When working with the Justice Involved Mental Health (JIMH) population, it is important to keep in mind that they need a caring and supportive environment, not a punitive and power-over one. Marcelo and David's training, "Justice Involved Mental Health: Community Re-Entry and Recovery," recommends the following practices and program changes. 

  • Create a welcoming environment. The choices a provider makes about the use of control can convey a lot to the people who are receiving services there, which can also affect how people behave and interact. For example, an environment that has metal detectors at the door feels like a very different place than one with a reception area that’s welcoming and inviting, with someone who greets you with a handshake. A welcoming environment sets the stage for a good partnership with the client.

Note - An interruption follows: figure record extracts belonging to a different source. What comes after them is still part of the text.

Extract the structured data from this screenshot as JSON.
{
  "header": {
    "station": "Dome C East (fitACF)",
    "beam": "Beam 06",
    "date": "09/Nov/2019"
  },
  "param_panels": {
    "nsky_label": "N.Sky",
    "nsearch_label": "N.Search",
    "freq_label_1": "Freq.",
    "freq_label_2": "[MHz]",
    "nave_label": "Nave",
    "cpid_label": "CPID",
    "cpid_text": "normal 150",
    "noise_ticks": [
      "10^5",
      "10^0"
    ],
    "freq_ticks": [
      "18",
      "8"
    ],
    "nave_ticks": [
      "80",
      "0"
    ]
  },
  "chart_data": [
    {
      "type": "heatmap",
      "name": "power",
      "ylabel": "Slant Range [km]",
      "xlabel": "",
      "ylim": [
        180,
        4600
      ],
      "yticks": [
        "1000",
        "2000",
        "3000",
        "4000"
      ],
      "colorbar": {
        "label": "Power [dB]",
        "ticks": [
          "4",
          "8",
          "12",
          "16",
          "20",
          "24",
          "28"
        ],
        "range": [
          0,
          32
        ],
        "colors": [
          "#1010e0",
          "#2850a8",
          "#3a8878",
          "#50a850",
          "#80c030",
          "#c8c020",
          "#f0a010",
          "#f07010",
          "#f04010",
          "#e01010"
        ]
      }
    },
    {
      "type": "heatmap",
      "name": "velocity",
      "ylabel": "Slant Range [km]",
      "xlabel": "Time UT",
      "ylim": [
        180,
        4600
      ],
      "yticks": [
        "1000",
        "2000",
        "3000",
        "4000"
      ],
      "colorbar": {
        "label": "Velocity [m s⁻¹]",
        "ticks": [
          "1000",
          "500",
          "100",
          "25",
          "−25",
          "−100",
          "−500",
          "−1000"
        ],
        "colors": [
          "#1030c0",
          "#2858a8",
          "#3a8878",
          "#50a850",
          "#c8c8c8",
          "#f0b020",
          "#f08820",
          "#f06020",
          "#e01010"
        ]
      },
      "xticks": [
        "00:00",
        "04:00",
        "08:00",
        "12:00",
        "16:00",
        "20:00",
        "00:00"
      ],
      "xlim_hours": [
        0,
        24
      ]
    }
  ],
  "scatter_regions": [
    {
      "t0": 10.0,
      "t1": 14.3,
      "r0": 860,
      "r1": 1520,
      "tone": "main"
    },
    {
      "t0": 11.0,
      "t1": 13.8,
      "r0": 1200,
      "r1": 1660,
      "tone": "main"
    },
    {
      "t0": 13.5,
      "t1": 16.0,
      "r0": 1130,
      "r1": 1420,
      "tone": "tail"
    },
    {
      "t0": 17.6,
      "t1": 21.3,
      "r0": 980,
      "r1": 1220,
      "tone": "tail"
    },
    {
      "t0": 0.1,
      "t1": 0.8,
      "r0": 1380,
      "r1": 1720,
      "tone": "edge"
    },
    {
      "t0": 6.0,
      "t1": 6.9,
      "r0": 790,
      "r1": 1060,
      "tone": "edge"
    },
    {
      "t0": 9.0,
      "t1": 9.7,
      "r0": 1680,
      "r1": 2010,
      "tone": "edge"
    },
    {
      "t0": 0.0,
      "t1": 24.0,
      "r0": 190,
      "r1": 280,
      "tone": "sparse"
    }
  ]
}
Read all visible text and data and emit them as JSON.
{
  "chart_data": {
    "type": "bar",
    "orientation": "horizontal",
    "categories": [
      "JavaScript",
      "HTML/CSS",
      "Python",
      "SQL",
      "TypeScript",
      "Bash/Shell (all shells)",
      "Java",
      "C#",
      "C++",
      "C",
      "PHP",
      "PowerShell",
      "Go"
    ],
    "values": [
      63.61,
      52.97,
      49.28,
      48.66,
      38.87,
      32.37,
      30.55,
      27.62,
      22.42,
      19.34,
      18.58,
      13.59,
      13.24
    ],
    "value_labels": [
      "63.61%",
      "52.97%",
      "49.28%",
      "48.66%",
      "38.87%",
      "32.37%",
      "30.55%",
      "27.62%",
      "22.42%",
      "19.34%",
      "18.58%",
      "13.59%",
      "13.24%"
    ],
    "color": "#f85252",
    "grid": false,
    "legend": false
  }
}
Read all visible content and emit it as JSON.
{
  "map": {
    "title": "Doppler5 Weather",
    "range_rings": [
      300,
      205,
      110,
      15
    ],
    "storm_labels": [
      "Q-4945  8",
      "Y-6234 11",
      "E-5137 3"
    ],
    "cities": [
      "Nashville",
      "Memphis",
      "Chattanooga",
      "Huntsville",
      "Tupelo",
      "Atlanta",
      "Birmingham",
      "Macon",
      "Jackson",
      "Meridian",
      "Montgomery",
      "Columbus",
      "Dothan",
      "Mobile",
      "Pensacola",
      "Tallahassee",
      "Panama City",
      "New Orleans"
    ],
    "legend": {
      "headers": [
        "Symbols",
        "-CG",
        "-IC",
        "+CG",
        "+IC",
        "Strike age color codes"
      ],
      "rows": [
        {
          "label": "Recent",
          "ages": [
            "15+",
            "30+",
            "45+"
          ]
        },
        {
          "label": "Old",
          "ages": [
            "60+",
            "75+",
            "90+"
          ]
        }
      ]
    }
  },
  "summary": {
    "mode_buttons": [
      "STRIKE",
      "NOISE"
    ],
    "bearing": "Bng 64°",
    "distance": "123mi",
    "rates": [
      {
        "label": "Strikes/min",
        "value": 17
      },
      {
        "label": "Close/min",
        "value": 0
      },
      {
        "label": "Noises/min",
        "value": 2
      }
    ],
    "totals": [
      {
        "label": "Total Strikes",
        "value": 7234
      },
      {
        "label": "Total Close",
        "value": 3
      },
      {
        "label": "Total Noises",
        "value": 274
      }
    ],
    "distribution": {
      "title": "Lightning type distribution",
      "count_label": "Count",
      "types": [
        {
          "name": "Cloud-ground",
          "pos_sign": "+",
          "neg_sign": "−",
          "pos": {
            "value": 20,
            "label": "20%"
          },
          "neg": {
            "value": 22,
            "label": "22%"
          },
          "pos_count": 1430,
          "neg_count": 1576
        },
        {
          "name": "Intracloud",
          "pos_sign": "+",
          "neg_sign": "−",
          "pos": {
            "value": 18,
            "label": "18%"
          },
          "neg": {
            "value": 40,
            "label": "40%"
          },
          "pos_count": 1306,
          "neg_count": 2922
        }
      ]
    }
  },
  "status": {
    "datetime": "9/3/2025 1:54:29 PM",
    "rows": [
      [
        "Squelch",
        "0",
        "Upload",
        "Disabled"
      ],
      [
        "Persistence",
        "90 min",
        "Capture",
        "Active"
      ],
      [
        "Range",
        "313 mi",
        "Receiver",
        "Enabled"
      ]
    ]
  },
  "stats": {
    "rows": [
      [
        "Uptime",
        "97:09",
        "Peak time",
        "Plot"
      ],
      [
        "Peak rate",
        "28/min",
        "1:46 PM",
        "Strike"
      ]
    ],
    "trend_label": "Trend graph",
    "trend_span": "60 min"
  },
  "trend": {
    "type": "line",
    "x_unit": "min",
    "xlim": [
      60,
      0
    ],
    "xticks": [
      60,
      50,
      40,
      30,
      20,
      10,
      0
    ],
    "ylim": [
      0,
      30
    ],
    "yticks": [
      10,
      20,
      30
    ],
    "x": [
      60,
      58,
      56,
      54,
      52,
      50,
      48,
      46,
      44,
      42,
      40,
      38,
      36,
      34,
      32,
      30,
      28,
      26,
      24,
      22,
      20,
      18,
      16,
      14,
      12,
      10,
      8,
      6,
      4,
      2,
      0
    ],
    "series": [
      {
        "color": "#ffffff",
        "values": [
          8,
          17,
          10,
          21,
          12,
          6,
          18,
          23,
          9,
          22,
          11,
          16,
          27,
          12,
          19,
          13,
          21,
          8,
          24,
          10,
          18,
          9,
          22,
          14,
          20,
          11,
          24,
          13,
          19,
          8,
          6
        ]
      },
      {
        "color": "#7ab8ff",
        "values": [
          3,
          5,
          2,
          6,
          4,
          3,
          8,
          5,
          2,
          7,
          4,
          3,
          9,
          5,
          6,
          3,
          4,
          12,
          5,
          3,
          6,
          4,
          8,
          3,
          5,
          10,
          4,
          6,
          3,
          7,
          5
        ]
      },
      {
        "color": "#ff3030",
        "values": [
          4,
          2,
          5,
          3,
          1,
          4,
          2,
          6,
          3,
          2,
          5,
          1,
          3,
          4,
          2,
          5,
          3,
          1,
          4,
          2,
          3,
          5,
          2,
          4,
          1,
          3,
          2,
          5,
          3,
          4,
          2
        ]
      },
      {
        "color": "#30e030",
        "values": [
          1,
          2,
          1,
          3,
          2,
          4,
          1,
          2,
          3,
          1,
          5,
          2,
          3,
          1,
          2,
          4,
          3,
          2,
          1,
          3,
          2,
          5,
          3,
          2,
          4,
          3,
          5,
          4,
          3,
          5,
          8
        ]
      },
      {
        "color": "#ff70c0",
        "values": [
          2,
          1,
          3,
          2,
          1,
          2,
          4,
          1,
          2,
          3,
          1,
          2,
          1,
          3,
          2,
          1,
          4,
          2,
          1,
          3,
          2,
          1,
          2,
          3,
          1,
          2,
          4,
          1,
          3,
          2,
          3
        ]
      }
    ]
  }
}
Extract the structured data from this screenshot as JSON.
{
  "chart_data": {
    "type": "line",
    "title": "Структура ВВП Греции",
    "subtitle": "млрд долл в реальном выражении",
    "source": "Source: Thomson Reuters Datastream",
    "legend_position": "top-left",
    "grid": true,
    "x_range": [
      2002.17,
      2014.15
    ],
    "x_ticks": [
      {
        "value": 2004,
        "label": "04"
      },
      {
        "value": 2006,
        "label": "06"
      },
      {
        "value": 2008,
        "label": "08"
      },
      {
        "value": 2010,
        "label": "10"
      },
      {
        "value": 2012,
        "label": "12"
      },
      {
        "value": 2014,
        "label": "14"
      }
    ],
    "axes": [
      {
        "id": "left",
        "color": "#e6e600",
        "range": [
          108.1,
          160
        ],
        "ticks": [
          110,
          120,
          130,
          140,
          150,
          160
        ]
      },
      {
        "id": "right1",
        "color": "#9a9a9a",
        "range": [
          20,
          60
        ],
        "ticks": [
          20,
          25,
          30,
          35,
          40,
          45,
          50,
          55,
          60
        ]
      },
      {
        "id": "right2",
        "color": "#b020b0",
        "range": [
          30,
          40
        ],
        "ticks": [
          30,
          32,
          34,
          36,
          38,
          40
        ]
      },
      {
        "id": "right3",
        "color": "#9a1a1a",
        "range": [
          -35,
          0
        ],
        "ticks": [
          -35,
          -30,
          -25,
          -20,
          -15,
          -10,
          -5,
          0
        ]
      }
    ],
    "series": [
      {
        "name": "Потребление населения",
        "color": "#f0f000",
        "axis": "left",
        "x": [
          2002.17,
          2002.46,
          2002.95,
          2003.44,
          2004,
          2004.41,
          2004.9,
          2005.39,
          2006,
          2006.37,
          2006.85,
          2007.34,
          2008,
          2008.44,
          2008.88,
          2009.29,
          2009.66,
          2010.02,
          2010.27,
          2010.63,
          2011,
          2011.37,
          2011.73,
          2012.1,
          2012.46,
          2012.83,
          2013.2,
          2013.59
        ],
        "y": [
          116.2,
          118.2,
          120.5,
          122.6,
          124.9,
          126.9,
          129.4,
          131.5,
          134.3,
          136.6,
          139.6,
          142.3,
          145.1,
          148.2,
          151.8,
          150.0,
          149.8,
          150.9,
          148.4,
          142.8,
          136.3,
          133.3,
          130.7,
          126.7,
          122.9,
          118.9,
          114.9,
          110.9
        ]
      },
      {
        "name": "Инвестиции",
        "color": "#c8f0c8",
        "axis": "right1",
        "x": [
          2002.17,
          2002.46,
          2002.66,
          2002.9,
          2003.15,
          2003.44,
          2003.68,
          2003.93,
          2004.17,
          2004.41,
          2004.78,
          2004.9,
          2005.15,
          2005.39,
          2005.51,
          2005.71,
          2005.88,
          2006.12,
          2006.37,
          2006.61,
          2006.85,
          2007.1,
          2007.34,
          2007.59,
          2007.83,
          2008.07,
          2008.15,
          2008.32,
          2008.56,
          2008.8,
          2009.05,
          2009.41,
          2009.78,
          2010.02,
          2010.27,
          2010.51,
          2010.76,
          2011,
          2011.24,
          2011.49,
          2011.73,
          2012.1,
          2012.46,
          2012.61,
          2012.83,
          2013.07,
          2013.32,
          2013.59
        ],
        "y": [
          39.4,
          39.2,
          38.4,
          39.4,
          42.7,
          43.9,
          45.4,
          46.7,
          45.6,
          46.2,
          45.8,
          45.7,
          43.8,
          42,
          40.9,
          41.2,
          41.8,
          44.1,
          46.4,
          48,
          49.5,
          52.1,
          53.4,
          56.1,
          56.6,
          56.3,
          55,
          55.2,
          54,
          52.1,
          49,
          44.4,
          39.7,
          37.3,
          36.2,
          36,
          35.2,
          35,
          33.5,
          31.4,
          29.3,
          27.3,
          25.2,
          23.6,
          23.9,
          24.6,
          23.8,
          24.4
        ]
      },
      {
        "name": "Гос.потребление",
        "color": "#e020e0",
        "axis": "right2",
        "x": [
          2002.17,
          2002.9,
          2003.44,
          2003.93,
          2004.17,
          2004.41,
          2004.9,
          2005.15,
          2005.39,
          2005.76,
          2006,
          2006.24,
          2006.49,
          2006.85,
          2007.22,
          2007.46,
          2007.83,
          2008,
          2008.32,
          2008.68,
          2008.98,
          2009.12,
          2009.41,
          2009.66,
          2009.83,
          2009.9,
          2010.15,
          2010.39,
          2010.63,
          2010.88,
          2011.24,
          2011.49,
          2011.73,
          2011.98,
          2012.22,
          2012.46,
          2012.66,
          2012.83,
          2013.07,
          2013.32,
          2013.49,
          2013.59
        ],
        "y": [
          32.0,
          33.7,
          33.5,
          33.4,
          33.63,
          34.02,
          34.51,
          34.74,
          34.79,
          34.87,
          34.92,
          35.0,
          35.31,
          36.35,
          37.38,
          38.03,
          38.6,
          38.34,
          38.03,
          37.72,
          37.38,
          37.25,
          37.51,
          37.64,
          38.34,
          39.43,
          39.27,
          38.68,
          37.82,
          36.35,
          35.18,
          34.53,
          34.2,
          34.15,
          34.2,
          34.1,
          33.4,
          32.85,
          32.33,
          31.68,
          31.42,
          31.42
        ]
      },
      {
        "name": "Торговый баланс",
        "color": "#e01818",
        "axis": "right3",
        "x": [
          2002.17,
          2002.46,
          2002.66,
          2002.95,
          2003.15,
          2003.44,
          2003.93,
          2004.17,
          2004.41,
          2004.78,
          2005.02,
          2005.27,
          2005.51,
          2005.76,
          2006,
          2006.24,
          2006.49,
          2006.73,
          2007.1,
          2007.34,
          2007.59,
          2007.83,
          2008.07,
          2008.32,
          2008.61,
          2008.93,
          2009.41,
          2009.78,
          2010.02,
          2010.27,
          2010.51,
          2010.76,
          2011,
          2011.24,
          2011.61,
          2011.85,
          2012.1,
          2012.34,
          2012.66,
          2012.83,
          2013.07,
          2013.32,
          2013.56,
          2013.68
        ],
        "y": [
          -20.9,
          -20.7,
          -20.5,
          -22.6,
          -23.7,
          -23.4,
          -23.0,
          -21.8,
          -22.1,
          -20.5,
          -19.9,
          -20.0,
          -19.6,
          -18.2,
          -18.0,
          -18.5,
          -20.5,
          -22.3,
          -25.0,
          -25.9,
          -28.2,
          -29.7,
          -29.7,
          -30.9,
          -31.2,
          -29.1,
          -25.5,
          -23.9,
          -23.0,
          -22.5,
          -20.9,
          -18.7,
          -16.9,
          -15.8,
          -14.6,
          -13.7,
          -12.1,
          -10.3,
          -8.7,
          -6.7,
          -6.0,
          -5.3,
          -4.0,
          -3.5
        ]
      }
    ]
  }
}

  • Treat members with respect and dignity. When a program promotes a collaborative verses a provider-driven approach to treatment, members can take comfort in knowing their voices are being heard, and can truly express their hopes and dreams without fear or hesitation.
  • Reconstruct their narrative. By helping members reconsider and rebuild a strong personal identity, one that goes beyond the limiting definitions of being someone who has been in jail or has a mental health need to address, programs can better support members in successfully aligning their goals and choices to move forward in their recovery. Members who transition out of correctional facilities or programming need to be treated as people who have the capacity to make good choices and achieve personal goals, instead of being treated as former inmates who do not get to have a say in their recovery.
  • Encourage mistakes. Recovery is not a simple, linear process. Relapse happens. It is extremely important for a program to have a culture that allows mistakes to happen, and lets members know that they have a place to come back to that won’t give up on them.
  • Focus on criminogenic needs. In order to successfully reduce recidivism, providers need to offer a wraparound approach that addresses both a member’s mental illness and the risk factors that can contribute to the member re-offending, and provide treatment options appropriate to the member’s risk level.